2 Our feet are standing
within your gates, O Jerusalem.
3 Jerusalem — built as a city
that is bound firmly together.
4 To it the tribes go up,
the tribes of the LORD,
as was decreed for Israel,
to give thanks to the name of the LORD.
5 For there the thrones for judgment were set up,
the thrones of the house of David.
6 Pray for the peace of Jerusalem:
“May they prosper who love you.
7 Peace be within your walls,
and security within your towers.”
8 For the sake of my relatives and friends
I will say, “Peace be within you.”
9 For the sake of the house of the LORD our God,
I will seek your good.
The Rev. Lou Nyiri, Associate Pastor, Gettysburg Presbyterian Church / Gettysburg, Pa. / Reformed Theology Focus
“I was glad when they said to me, ‘Let us go to the house of the LORD!’”
These words resonate within me, for they are the words my Presbyterian pastor father-in-law often used as he began worship when our family would visit on vacation. Hearing these words signaled it was time to calm our inner conversations that we might be open to an encounter with God’s gracious and gratitude-inducing presence in our midst. It was a signal to be open to God’s peace.

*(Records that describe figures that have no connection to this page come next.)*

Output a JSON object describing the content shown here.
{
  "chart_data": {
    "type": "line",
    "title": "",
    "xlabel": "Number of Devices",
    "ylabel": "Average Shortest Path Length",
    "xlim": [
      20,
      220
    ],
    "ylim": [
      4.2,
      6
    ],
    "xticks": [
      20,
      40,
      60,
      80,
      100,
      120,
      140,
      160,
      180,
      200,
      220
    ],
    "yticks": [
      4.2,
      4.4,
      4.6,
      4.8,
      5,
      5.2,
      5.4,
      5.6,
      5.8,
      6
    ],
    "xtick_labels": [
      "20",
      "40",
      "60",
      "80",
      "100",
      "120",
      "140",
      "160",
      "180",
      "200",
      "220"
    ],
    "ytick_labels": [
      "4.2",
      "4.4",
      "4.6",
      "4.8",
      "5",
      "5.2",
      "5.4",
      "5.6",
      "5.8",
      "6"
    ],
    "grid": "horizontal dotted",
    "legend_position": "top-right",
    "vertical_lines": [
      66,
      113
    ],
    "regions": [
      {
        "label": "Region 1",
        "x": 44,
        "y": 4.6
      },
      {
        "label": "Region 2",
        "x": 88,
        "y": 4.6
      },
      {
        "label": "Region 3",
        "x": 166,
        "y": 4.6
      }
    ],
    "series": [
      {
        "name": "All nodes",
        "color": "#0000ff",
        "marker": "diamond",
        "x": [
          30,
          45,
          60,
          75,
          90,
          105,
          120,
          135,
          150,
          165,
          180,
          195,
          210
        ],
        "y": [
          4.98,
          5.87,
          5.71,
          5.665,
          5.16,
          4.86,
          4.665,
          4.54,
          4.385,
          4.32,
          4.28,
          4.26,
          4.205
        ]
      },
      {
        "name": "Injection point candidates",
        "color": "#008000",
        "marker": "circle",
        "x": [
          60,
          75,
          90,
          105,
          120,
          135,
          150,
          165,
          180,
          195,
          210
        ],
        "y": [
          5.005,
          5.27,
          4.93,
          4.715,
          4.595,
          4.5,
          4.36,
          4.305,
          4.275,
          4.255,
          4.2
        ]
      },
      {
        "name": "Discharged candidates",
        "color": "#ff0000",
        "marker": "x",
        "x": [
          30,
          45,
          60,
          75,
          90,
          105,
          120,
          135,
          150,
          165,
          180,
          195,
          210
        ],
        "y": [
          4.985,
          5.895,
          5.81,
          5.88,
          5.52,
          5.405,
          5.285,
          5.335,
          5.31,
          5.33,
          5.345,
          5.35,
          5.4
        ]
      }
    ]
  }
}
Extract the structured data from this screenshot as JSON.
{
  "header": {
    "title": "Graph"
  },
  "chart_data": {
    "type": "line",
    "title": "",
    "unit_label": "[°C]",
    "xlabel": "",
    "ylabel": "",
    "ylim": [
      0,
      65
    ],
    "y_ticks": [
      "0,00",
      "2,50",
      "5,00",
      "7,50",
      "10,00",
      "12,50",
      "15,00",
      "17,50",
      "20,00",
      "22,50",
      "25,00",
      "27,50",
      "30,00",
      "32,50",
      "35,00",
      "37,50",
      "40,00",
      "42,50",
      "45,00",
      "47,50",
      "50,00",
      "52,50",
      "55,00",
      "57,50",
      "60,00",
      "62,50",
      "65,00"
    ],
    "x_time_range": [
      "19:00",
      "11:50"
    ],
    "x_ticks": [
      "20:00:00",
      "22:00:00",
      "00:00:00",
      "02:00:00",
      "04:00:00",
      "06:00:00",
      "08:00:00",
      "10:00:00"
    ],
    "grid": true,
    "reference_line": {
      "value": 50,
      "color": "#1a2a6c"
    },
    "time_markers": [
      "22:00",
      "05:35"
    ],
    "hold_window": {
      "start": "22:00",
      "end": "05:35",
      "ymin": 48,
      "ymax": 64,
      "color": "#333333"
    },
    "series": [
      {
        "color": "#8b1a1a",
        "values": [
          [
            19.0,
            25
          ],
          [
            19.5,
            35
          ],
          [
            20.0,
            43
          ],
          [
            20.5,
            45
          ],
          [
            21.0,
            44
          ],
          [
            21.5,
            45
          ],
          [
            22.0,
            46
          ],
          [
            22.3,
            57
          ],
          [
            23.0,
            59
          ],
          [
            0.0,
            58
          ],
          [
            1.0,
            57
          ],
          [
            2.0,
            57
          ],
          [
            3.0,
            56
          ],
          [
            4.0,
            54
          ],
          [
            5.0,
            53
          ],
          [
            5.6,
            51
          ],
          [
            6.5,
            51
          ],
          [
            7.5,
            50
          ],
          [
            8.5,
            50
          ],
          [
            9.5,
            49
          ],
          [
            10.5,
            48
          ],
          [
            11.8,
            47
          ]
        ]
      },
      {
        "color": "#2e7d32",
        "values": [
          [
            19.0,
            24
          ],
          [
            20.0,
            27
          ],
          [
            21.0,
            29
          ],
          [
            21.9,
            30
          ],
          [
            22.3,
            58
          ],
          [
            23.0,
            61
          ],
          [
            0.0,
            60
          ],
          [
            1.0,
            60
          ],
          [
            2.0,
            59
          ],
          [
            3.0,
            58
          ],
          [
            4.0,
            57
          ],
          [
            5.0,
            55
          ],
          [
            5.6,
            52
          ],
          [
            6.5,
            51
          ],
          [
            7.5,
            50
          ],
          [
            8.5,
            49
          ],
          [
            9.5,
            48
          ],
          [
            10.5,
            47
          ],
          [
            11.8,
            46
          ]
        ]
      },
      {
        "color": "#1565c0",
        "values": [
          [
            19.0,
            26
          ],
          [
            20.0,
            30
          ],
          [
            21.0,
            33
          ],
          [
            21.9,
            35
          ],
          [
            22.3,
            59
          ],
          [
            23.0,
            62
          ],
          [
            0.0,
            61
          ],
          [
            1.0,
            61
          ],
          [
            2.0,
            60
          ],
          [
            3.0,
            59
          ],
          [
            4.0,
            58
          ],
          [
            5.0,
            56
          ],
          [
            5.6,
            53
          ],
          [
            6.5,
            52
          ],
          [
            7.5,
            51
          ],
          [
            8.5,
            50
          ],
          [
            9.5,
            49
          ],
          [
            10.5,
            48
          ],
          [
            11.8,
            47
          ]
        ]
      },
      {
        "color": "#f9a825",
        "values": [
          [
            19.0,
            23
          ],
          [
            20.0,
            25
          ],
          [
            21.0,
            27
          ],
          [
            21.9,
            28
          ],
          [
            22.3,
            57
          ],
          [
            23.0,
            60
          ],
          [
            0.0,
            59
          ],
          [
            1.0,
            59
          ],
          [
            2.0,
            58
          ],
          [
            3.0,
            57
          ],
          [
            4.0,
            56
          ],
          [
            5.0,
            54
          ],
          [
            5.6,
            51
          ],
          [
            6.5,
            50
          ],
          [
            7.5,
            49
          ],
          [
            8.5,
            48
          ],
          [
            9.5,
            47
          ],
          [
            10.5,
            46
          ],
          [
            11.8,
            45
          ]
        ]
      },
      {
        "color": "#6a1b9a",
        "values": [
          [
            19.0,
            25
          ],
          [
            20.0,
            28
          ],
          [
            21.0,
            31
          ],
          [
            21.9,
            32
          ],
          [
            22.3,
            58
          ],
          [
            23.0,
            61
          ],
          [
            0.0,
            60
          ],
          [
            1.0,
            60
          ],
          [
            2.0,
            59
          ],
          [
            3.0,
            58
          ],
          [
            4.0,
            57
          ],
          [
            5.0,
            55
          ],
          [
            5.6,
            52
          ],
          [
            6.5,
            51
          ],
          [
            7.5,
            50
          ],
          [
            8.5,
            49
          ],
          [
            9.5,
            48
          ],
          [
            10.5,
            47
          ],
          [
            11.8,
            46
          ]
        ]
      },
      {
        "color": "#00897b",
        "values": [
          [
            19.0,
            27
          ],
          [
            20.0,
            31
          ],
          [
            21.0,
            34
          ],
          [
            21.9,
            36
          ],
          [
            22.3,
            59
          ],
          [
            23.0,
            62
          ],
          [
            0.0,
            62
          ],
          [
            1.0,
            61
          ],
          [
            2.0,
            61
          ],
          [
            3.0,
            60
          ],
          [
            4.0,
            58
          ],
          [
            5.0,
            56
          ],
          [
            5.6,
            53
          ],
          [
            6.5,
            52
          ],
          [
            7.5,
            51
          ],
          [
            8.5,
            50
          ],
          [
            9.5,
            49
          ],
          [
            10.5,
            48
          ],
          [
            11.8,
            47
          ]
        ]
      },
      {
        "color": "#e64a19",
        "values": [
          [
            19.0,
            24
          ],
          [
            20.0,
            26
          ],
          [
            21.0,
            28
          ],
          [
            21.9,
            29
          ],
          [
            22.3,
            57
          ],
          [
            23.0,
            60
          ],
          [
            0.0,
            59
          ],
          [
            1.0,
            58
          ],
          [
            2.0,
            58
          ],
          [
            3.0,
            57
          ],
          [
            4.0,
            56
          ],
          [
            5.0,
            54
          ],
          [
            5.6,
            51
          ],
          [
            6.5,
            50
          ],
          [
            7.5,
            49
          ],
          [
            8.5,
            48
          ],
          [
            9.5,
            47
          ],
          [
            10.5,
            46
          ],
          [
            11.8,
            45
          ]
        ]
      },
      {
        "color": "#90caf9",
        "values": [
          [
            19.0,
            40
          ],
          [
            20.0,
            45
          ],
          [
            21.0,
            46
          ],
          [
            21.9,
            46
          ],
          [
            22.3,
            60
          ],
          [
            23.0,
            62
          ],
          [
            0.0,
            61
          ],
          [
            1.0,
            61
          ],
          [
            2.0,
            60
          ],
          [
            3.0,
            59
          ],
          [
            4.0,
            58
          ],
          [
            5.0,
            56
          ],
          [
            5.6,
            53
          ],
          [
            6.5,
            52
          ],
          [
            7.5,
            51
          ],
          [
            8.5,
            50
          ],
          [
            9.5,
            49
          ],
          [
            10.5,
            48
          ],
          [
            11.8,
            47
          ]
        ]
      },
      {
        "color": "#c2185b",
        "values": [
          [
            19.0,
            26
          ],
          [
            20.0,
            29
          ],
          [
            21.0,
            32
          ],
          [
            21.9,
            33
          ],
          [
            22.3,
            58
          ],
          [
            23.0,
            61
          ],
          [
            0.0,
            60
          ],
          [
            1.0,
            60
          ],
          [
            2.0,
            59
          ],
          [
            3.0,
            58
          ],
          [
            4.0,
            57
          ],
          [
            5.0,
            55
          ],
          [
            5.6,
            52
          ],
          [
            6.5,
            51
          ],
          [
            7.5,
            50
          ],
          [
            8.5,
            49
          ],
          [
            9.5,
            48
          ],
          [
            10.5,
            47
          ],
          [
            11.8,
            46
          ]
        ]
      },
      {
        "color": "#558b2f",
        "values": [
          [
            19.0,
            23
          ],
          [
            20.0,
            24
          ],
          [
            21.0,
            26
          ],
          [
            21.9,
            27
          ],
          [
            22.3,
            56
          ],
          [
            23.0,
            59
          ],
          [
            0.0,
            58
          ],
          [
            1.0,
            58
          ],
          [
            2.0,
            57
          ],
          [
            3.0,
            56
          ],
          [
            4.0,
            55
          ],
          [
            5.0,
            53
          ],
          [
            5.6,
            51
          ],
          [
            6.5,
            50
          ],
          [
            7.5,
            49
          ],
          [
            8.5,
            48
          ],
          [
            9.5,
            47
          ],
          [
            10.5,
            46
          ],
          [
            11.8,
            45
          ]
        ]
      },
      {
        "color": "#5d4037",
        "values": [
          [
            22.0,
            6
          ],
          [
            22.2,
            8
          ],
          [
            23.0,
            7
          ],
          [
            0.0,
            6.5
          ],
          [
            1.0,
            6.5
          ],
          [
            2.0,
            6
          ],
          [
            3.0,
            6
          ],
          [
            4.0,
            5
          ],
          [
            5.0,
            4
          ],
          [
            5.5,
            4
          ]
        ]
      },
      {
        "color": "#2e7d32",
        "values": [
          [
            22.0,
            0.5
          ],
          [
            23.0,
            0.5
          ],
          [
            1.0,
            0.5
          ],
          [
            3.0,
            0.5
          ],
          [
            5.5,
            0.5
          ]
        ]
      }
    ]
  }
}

Psalm 122 was originally sung by pilgrims on the way to celebrate one of Jerusalem’s major festivals. Thereafter, it was used as a song of praise for the city and a prayer for the city’s well-being. We could use a song like this one today....
As I write these devotional words, the news of late has been riddled with bad events. Shootings, hurricanes, nefarious behaviors by power players, racism, and sexism are often the lead stories on our news outlets. We could use a song of peace like Psalm 122 today…
Peace of the city…,
Peace within your walls…,
Peace within [us]….
What a blessing to remember during the Advent season that the one whom we prepare to meet is also the one in whom we rejoice, for this One is the very One who will “fill the whole world with heaven’s peace.” O Come, O Come, Emmanuel.
Ever-loving and ever-giving God, we thank you for your peace, which broke into this world in the cry of a tiny babe. We pray that your peace will be known once again, and as the song goes, “may it begin with us.” In the name of Jesus, the Prince of Peace, we pray. Amen.